The princess manages to deeply reach young girls and women who, maybe feeling uprooted themselves, decide to follow her path.

1. Is Kamellia a person, an artist or a spiritual path?
There is no doubt she is an artist, since she considers art as a spiritual path.
But even after forty years practicing dance, she hardly mentions herself as an “artist”, this word seems too “noble” to her. Her travel never ends, it keeps going on trough music and singing.

2. The film is done under a biographical point of view. Was this Kamellia’s choice? How did you manage to build up such a close dialogue between the artist and the audience?
We decided that during the making of a short film on her, “Princess of oriental dance”, for her pupils used to call her “Goddess”. In the beginning, dialogue kept a certain distance, since Japanese culture requires high respect in relationship between master and pupils.
But it got closer after sharing everyday’s live two months along, and being welcomed in her family.

3. We can see in Kamellia both the expression of femininity, and a sort of spiritual androgyny as well: an ordinary relationship seems unnecessary, whereas an erotic-mystic link to a higher identity principle only matters.
Is Kamellia only in love with the divine, or is she able of human love?
Kamellia has been in couple different times along his life. As for androgyny is concerned, we would better think that she has reached the time of maturity and another type of aims.

4. Belly dance means a hopeful path for many western women, who often suffer from living covered and controlled by a patriarchal state.
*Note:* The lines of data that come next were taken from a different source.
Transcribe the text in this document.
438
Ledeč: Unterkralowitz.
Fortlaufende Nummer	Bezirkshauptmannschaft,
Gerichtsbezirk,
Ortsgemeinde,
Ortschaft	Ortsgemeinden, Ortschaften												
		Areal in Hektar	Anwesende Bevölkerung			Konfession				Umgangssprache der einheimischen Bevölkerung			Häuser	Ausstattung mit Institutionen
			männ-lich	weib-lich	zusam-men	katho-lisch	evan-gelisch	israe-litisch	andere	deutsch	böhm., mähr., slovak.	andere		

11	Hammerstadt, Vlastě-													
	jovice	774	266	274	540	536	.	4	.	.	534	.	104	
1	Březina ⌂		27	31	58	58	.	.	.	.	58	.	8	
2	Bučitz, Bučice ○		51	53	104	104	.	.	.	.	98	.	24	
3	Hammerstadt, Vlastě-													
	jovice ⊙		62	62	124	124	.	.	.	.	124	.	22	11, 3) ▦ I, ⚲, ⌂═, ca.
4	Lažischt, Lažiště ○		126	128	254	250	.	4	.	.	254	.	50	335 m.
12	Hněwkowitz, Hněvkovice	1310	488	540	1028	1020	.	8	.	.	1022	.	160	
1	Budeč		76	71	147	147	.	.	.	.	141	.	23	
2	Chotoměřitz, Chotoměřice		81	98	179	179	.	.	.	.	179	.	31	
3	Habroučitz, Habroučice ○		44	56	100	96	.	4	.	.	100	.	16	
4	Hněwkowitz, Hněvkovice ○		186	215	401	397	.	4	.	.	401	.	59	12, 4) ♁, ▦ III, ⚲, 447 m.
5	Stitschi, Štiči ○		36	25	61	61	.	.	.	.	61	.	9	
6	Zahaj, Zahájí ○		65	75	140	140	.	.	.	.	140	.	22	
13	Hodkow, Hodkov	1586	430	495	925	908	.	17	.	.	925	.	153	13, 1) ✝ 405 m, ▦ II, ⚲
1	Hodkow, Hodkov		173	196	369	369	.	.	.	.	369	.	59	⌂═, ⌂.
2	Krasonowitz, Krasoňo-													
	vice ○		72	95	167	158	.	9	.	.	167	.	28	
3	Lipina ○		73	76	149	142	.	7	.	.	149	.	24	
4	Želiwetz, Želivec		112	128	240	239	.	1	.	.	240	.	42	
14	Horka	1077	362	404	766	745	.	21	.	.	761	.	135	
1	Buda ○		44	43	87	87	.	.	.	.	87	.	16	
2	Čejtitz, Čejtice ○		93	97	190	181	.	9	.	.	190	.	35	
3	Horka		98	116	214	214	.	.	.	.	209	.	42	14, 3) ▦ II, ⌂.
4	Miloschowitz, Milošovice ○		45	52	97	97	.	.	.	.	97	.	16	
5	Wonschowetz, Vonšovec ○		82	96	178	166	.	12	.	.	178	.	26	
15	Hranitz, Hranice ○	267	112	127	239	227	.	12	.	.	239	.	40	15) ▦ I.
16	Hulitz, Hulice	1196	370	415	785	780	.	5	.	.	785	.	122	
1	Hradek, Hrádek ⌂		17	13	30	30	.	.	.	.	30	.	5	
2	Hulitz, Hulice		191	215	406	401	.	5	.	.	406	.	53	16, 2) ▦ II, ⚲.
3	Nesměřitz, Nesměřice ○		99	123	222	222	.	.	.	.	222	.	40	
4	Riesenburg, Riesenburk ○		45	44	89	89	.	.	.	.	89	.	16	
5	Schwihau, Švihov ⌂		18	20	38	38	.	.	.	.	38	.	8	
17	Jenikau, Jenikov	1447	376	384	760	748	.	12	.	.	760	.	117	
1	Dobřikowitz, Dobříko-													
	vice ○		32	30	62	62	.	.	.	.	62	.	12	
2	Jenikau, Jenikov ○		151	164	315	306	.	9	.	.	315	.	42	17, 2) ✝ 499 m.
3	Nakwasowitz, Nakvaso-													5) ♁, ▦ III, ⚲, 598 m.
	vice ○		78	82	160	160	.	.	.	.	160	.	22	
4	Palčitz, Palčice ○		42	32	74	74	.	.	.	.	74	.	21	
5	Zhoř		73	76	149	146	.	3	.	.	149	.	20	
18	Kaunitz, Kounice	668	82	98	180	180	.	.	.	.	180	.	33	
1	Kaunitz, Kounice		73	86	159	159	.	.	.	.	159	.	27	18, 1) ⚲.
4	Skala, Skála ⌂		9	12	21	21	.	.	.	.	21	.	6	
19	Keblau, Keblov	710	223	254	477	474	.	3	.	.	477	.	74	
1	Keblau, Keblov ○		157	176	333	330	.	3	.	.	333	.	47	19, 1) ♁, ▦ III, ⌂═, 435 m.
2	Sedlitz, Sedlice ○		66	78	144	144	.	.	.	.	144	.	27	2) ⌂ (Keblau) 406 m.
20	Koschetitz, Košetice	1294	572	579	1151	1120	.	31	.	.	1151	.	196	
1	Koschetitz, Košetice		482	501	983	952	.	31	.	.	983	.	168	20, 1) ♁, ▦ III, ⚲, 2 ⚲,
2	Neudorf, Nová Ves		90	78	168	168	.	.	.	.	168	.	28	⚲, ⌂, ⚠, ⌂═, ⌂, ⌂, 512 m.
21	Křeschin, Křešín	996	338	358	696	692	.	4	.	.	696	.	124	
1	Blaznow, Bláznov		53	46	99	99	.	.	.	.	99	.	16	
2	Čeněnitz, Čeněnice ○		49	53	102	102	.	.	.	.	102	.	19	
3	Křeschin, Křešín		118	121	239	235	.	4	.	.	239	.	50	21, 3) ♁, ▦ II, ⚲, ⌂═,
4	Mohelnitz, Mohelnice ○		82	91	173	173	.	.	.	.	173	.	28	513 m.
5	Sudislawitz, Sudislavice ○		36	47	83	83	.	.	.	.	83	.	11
What do you expect, in terms of social impact, from this non-fiction film?
Belly dance is getting fashionable, almost like gymnastics. But the film shows this dance as an artistic expression. Nowadays, particularly in southern countries, many women can hardly express their femininity; may this film promote respect on feminine expression.

5. As women and film directors, can you imagine a time for femininity commanding the arts, the poetic role of the social, as well as the political organization of cultural institutions?
We definitely hope femininity will reach a higher dignity level in arts. And that discrimination will decrease. Kamellia is a symbol: anything is possible, since she has obtained anything through femininity.